Friday, December 18, 2009

The reset button

More thoughts on deflation and currency collapse--

The currency collapse itself is not really the problem for most of the population. Suppose for a moment that we could be done with the currency collapse instantaneously, but without the economy being destroyed. Dollars, whether they are dollars you have saved or dollars that you owe, suddenly cease to exist. Instead, paychecks magically begin arriving in the new currency, and we all switch over to the new money for all transactions.

This wipes out savings, but it also wipes out debts. It's like pressing a giant reset button, and most Americans would choose to push that button. Not the wealthy Americans, not the top of the middle class-- but most of us. Even middle class Americans with sizeable 401k accounts might push the button, since not having to make mortgage, car loan, student loan, and credit card payments would free up so much income that they could easily catch up as far as retirement.

We would certainly have to adopt, and immediately, a real safety net for the elderly. But with all US sovereign debt wiped out we would be more able to do this than we are now. Furthermore, if the new currency were backed by gold and/or silver, this would prevent the relentless inflation which has eroded Social Security payments year after year. (Yes, SS payments are supposed to increase with inflation, but then, the government lies its ass off about inflation, so it doesn't quite work that way.)

Without debts, government or private, we could resume real growth. If other nations were wary of doing business with us due to the recent currency change, all the better, as that might revitalize domestic production.

People lament hyperinflation because it "wipes out the assets of the middle class," but really, how many Americans have more assets than debts? And whatever assets they do have may be relatively inaccessible, e.g. tied up in the house they live in, the paid-off car they drive, or in retirement accounts they are decades away from tapping.

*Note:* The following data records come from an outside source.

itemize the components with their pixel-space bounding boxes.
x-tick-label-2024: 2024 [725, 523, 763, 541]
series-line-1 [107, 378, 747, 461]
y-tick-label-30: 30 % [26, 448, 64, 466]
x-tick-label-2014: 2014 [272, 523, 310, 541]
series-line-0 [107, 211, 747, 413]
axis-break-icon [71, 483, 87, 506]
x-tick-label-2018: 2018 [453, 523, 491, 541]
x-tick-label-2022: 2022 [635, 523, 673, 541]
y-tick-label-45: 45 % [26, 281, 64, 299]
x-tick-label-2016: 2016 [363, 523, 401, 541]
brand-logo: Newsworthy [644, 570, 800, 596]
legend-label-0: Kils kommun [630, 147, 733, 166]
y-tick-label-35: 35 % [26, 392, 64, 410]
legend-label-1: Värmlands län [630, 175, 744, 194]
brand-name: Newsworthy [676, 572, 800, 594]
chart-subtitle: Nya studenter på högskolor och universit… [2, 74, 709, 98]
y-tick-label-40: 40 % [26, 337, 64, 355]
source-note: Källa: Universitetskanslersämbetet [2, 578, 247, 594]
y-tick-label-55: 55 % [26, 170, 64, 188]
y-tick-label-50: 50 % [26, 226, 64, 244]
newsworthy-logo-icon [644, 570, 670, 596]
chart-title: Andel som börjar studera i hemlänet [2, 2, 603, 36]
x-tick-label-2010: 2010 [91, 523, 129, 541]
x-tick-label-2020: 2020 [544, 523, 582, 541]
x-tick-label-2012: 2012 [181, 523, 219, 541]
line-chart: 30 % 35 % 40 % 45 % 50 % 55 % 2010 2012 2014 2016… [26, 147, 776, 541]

Again, most of us would gladly push reset. Or-- we would in this magical world I've just described. In real life the death of a currency takes a while and gets seriously messy. It brings the real economy to a screeching halt. The question is not "how do we save the dollar?" when it cannot be saved. The question should be how we transition as rapidly as possible to a gold- or silver-backed new currency, once the dollar finally begins to fall apart. The longer it takes, the more production is lost, and the more we all suffer.